Sejak tahun 2017, Balai TNP Laut Sawu membentuk Kelompok Konservasi di Nisar, Desa Nanga Bere yang diberi nama Kelompok Masyarakat Pengawas (Pokmaswas). Pokmaswas ini diketuai bapak Abdul Karim dan beranggotakan 15 orang nelayan di setiap Kampung, yakni Kampung Nisar, Bangko dan Nanga Tangga dan Wae Raja.
Sejak pembentukan Pokmaswas, mereka melakukan banyak kegiatan konservasi di kawasan tersebut, misalnya penanaman anakan Bakau (kayu Bangko) dan penangkaran telur penyu. Hal ini mereka lakukan karena sering terjadi aksi pencurian liar telur penyu untuk dijual.
Itu sebabnya Pokmaswas melakukan kegiatan monitoring kawasan pantai dan perairan sekitarnya berupa penanaman anakan Bakau. Selain itu, mereka juga melakukan kegiatan konservasi penyu dengan kegiatan pengembangbiakan atau penangkaran telur penyu yang ditemukan di sekitar pantai. Telur penyu yang ditemukan di pantai dipindahkan pada salah satu tempat yang disebut lokasi penangkaran penyu.
Abdul Karim membeberkan data hasil kegiatan Pokmaswas sejak dibentuk.
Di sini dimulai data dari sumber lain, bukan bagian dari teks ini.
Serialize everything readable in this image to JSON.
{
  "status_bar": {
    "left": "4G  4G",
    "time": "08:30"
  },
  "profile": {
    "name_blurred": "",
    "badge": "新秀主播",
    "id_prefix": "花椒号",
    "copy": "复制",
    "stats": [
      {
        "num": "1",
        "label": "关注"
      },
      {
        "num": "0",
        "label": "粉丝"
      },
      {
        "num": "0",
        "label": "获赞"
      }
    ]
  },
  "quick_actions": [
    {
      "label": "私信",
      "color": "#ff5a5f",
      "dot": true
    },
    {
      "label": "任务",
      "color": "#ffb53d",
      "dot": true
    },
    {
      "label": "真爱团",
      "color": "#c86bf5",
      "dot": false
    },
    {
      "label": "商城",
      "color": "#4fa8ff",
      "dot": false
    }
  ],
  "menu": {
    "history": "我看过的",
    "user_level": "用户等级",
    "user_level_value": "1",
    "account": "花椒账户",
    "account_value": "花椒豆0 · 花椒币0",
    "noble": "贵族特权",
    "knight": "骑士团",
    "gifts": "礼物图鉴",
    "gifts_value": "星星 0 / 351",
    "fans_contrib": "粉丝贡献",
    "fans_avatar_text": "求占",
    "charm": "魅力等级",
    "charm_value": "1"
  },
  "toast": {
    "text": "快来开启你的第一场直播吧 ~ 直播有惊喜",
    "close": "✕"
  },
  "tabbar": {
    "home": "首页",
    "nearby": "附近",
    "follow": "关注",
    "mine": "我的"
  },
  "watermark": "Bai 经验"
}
Mereka melakukan kegiatan penanaman 340 anakan Bakau pada 10 Mei 2017 dan 340 anakan Bakau pada 13 Mei 2017. Bersamaan dengan itu, juga mendirikan tempat penangkaran telur penyu di kawasan pantai Nanga Nisar dan sekitarnya.
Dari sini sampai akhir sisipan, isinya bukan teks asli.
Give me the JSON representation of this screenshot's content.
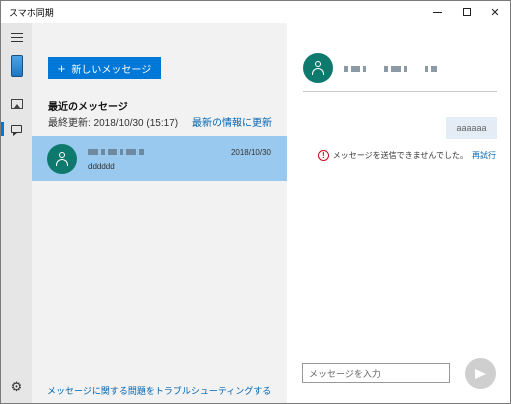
{
  "app": {
    "title": "スマホ同期"
  },
  "window_controls": {
    "minimize": "minimize-icon",
    "maximize": "maximize-icon",
    "close": "close-icon",
    "close_glyph": "✕"
  },
  "nav": {
    "items": [
      {
        "icon": "hamburger-menu-icon"
      },
      {
        "icon": "phone-icon"
      },
      {
        "icon": "photos-icon"
      },
      {
        "icon": "messages-icon",
        "selected": true
      },
      {
        "icon": "gear-icon"
      }
    ],
    "settings_glyph": "⚙"
  },
  "list": {
    "new_message_label": "新しいメッセージ",
    "new_message_plus": "+",
    "recent_title": "最近のメッセージ",
    "last_updated": "最終更新: 2018/10/30 (15:17)",
    "refresh_link": "最新の情報に更新",
    "conversations": [
      {
        "preview": "dddddd",
        "date": "2018/10/30",
        "selected": true
      }
    ],
    "troubleshoot_link": "メッセージに関する問題をトラブルシューティングする"
  },
  "chat": {
    "messages": [
      {
        "text": "aaaaaa",
        "outgoing": true
      }
    ],
    "error_icon_glyph": "!",
    "error_text": "メッセージを送信できませんでした。",
    "retry_label": "再試行",
    "input_placeholder": "メッセージを入力"
  },
  "colors": {
    "accent": "#0078d7",
    "selected_row": "#99c9ef",
    "avatar": "#0e7a6e",
    "rail_bg": "#e6e6e6",
    "list_bg": "#f2f2f2",
    "error": "#c50f1f"
  }
}
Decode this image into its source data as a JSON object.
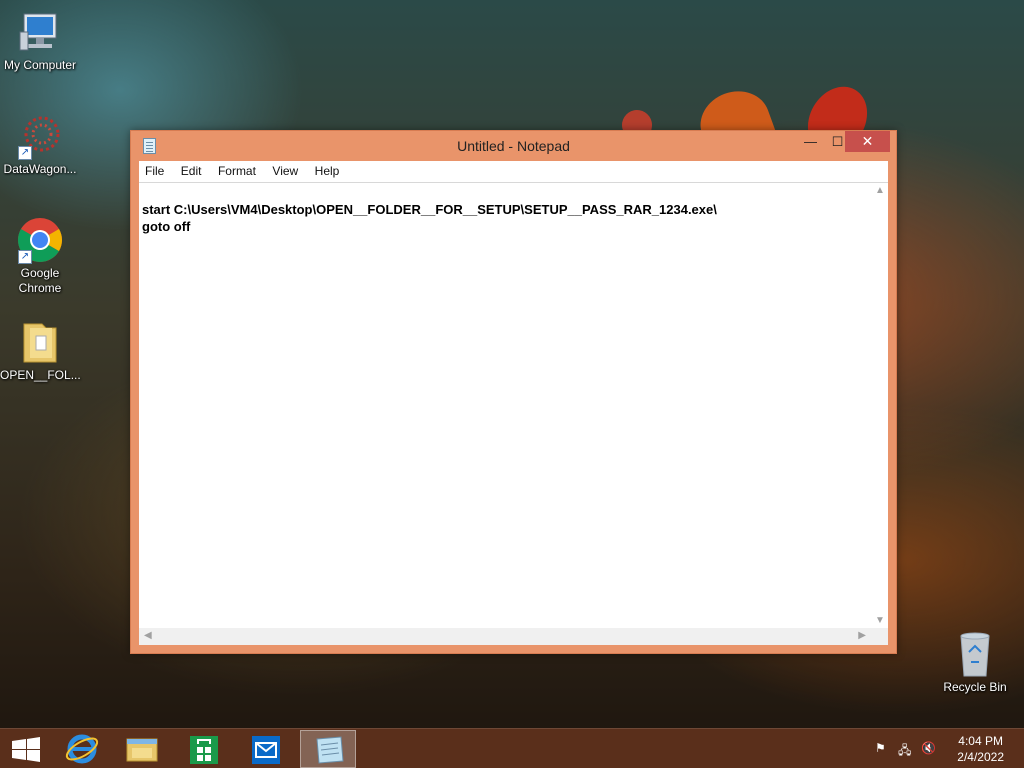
{
  "desktop": {
    "icons": [
      {
        "label": "My Computer"
      },
      {
        "label": "DataWagon..."
      },
      {
        "label": "Google Chrome"
      },
      {
        "label": "OPEN__FOL..."
      },
      {
        "label": "Recycle Bin"
      }
    ]
  },
  "window": {
    "title": "Untitled - Notepad",
    "buttons": {
      "minimize": "—",
      "maximize": "☐",
      "close": "✕"
    },
    "menu": [
      "File",
      "Edit",
      "Format",
      "View",
      "Help"
    ],
    "content": {
      "line1": "start C:\\Users\\VM4\\Desktop\\OPEN__FOLDER__FOR__SETUP\\SETUP__PASS_RAR_1234.exe\\",
      "line2": "goto off"
    }
  },
  "taskbar": {
    "buttons": [
      "start-icon",
      "internet-explorer-icon",
      "file-explorer-icon",
      "store-icon",
      "mail-icon",
      "notepad-icon"
    ],
    "clock": {
      "time": "4:04 PM",
      "date": "2/4/2022"
    }
  },
  "colors": {
    "titlebar": "#e9946a",
    "close": "#c7504c",
    "taskbar": "#5f321c"
  }
}
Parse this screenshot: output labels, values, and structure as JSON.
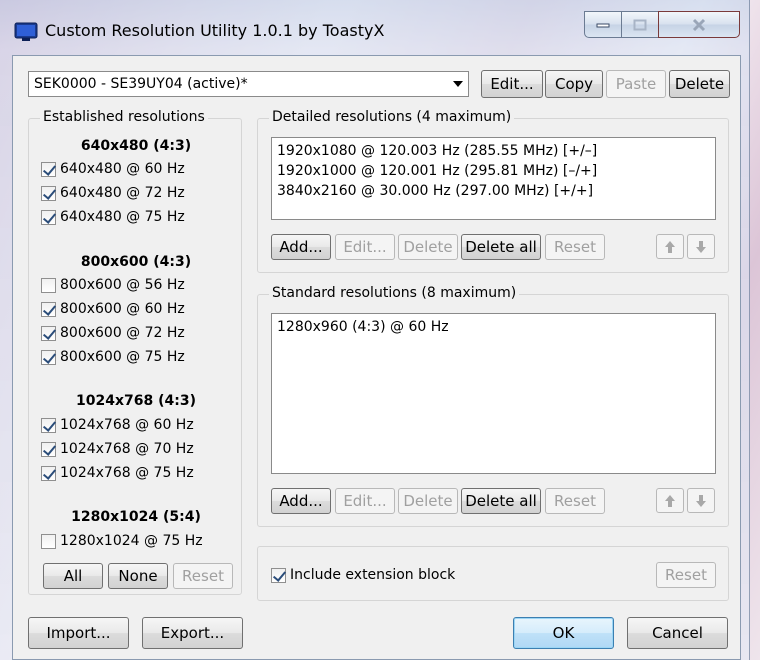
{
  "window": {
    "title": "Custom Resolution Utility 1.0.1 by ToastyX"
  },
  "toolbar": {
    "monitor_value": "SEK0000 - SE39UY04 (active)*",
    "edit_label": "Edit...",
    "copy_label": "Copy",
    "paste_label": "Paste",
    "delete_label": "Delete"
  },
  "established": {
    "title": "Established resolutions",
    "groups": [
      {
        "heading": "640x480 (4:3)",
        "items": [
          {
            "label": "640x480 @ 60 Hz",
            "checked": true
          },
          {
            "label": "640x480 @ 72 Hz",
            "checked": true
          },
          {
            "label": "640x480 @ 75 Hz",
            "checked": true
          }
        ]
      },
      {
        "heading": "800x600 (4:3)",
        "items": [
          {
            "label": "800x600 @ 56 Hz",
            "checked": false
          },
          {
            "label": "800x600 @ 60 Hz",
            "checked": true
          },
          {
            "label": "800x600 @ 72 Hz",
            "checked": true
          },
          {
            "label": "800x600 @ 75 Hz",
            "checked": true
          }
        ]
      },
      {
        "heading": "1024x768 (4:3)",
        "items": [
          {
            "label": "1024x768 @ 60 Hz",
            "checked": true
          },
          {
            "label": "1024x768 @ 70 Hz",
            "checked": true
          },
          {
            "label": "1024x768 @ 75 Hz",
            "checked": true
          }
        ]
      },
      {
        "heading": "1280x1024 (5:4)",
        "items": [
          {
            "label": "1280x1024 @ 75 Hz",
            "checked": false
          }
        ]
      }
    ],
    "all_label": "All",
    "none_label": "None",
    "reset_label": "Reset"
  },
  "detailed": {
    "title": "Detailed resolutions (4 maximum)",
    "items": [
      "1920x1080 @ 120.003 Hz (285.55 MHz) [+/–]",
      "1920x1000 @ 120.001 Hz (295.81 MHz) [–/+]",
      "3840x2160 @ 30.000 Hz (297.00 MHz) [+/+]"
    ],
    "add_label": "Add...",
    "edit_label": "Edit...",
    "delete_label": "Delete",
    "delete_all_label": "Delete all",
    "reset_label": "Reset"
  },
  "standard": {
    "title": "Standard resolutions (8 maximum)",
    "items": [
      "1280x960 (4:3) @ 60 Hz"
    ],
    "add_label": "Add...",
    "edit_label": "Edit...",
    "delete_label": "Delete",
    "delete_all_label": "Delete all",
    "reset_label": "Reset"
  },
  "extension": {
    "include_label": "Include extension block",
    "checked": true,
    "reset_label": "Reset"
  },
  "footer": {
    "import_label": "Import...",
    "export_label": "Export...",
    "ok_label": "OK",
    "cancel_label": "Cancel"
  },
  "icons": [
    "monitor-icon",
    "minimize-icon",
    "maximize-icon",
    "close-icon",
    "arrow-up-icon",
    "arrow-down-icon",
    "dropdown-arrow-icon",
    "checkbox-check-icon"
  ]
}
“Kegiatan konservasi ini kami lakukan secara mandiri. Balai TNP Laut Sawu hingga saat ini belum pernah datang monitor kegiatan kami,” ujar Abdul Karim ketika dikonfirmasi melalui sambungan telepon, Kamis (27/5) siang.
Fadil Mubaraq, salah seorang tokoh muda yang kerap mendampingi kegiatan Pokmaswas di Desa Nanga Bere membenarkan apa yang dikemukakan Abdul Karim.
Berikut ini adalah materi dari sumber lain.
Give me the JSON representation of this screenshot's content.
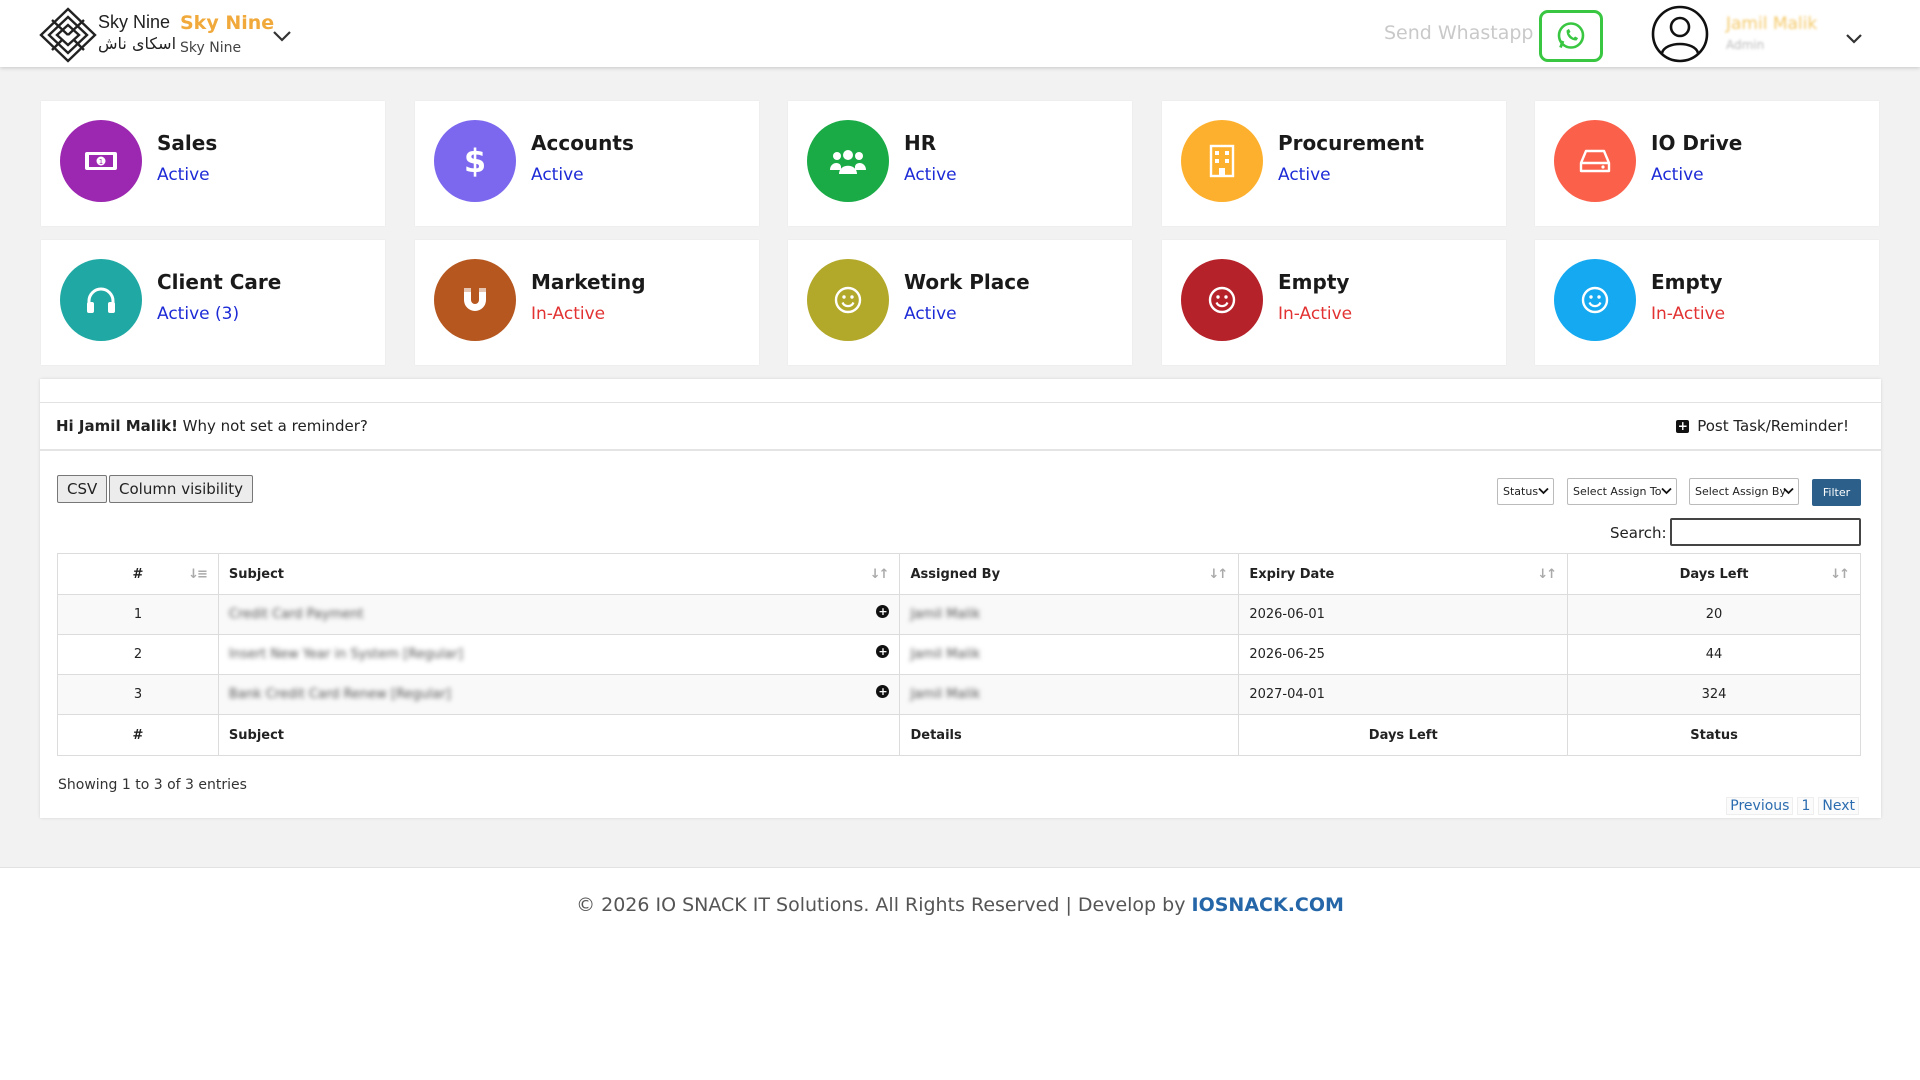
{
  "header": {
    "logo_en": "Sky Nine",
    "logo_ar": "اسکای ناش",
    "company_name": "Sky Nine",
    "company_sub": "Sky Nine",
    "send_whatsapp": "Send Whastapp",
    "user_name": "Jamil Malik",
    "user_role": "Admin"
  },
  "tiles": [
    {
      "name": "Sales",
      "status": "Active",
      "color": "#9c27b0",
      "icon": "money-icon"
    },
    {
      "name": "Accounts",
      "status": "Active",
      "color": "#7b68ee",
      "icon": "dollar-icon"
    },
    {
      "name": "HR",
      "status": "Active",
      "color": "#1aab47",
      "icon": "users-icon"
    },
    {
      "name": "Procurement",
      "status": "Active",
      "color": "#fdb02d",
      "icon": "building-icon"
    },
    {
      "name": "IO Drive",
      "status": "Active",
      "color": "#fa604a",
      "icon": "hard-drive-icon"
    },
    {
      "name": "Client Care",
      "status": "Active",
      "count": "(3)",
      "color": "#20a9a4",
      "icon": "headset-icon"
    },
    {
      "name": "Marketing",
      "status": "In-Active",
      "color": "#b5571f",
      "icon": "magnet-icon"
    },
    {
      "name": "Work Place",
      "status": "Active",
      "color": "#b2a82a",
      "icon": "smiley-icon"
    },
    {
      "name": "Empty",
      "status": "In-Active",
      "color": "#b5222a",
      "icon": "smiley-icon"
    },
    {
      "name": "Empty",
      "status": "In-Active",
      "color": "#14a9f0",
      "icon": "smiley-icon"
    }
  ],
  "reminder": {
    "greeting_name": "Hi Jamil Malik!",
    "greeting_text": " Why not set a reminder?",
    "post_task": "Post Task/Reminder!"
  },
  "toolbar": {
    "csv": "CSV",
    "column_visibility": "Column visibility",
    "status_select": "Status",
    "assign_to_select": "Select Assign To",
    "assign_by_select": "Select Assign By",
    "filter": "Filter",
    "search_label": "Search:"
  },
  "table": {
    "headers": [
      "#",
      "Subject",
      "Assigned By",
      "Expiry Date",
      "Days Left"
    ],
    "rows": [
      {
        "num": "1",
        "subject": "Credit Card Payment",
        "assigned_by": "Jamil Malik",
        "expiry": "2026-06-01",
        "days_left": "20"
      },
      {
        "num": "2",
        "subject": "Insert New Year in System [Regular]",
        "assigned_by": "Jamil Malik",
        "expiry": "2026-06-25",
        "days_left": "44"
      },
      {
        "num": "3",
        "subject": "Bank Credit Card Renew [Regular]",
        "assigned_by": "Jamil Malik",
        "expiry": "2027-04-01",
        "days_left": "324"
      }
    ],
    "footers": [
      "#",
      "Subject",
      "Details",
      "Days Left",
      "Status"
    ],
    "showing": "Showing 1 to 3 of 3 entries",
    "pager": {
      "previous": "Previous",
      "page": "1",
      "next": "Next"
    }
  },
  "footer": {
    "text": "© 2026 IO SNACK IT Solutions. All Rights Reserved | Develop by ",
    "brand": "IOSNACK.COM"
  },
  "colors": {
    "active": "#1d2bd6",
    "inactive": "#e23232",
    "whatsapp": "#39c641",
    "filter_button": "#2c5f8a",
    "company_name": "#f0a93a",
    "footer_brand": "#2466a8"
  }
}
Gerakan konservasi penyu yang dilakukan, kata Fadil, memanfaatkan peralatan seadanya. Di tengah keremangan malam, mereka menyusuri bibir pantai Nanga Nisar sepanjang dua kilometer. Untuk memudahkan pencarian, mereka menggunakan lampu senter ditambah cahaya bintang dari langit Nanga Bere.
“Mereka terbagi menjadi beberapa anggota tim patroli lalu menyebar menelusuri jejak penyu ketika naik ke darat maupun kembali ke laut. Penelusuran ini dilakukan untuk menemukan tempat penyu bertelur. Setiap penemuan telur dipindahkan ke tempat penangkaran sederhana. Dicatat jumlahnya kemudian perkembangannya dimonitoring dan dievakuasi secara berkala,” ujar Fadil.
Dari data hasil monitoring selama tahun 2017-2020, tercatat total 629 tukik Penyu berhasil dilepasliarkan ke pantai selatan, yaitu wilayah Taman Nasional Perairan (TNP) Laut Sawu. Rincian selama Mei dan Juni 2017 sebanyak 172 butir telur penyu ditemukan lalu mereka pindahkan ke kandang penangkaran. Dalam masa 45 -60 hari kemudian, seluruh telur di tempat penangkaran itu menetas. Tepatnya 15 Mei 2017 menetas sebanyak 80 butir. 12 Juni 2017 menetas 70 butir dan 25 Mei 2017 menetas 20 butir. Jumlah 442 butir.
Setelah menetas, 442 tukik penyu yang telah menetas itu dilepaskan ke laut.
Tahun berikutnya, 14 Mei 2018 menetas sebanyak 97 butir dan 25 Mei 2018 sebanyak 90 butir. Jumlah 187 butir.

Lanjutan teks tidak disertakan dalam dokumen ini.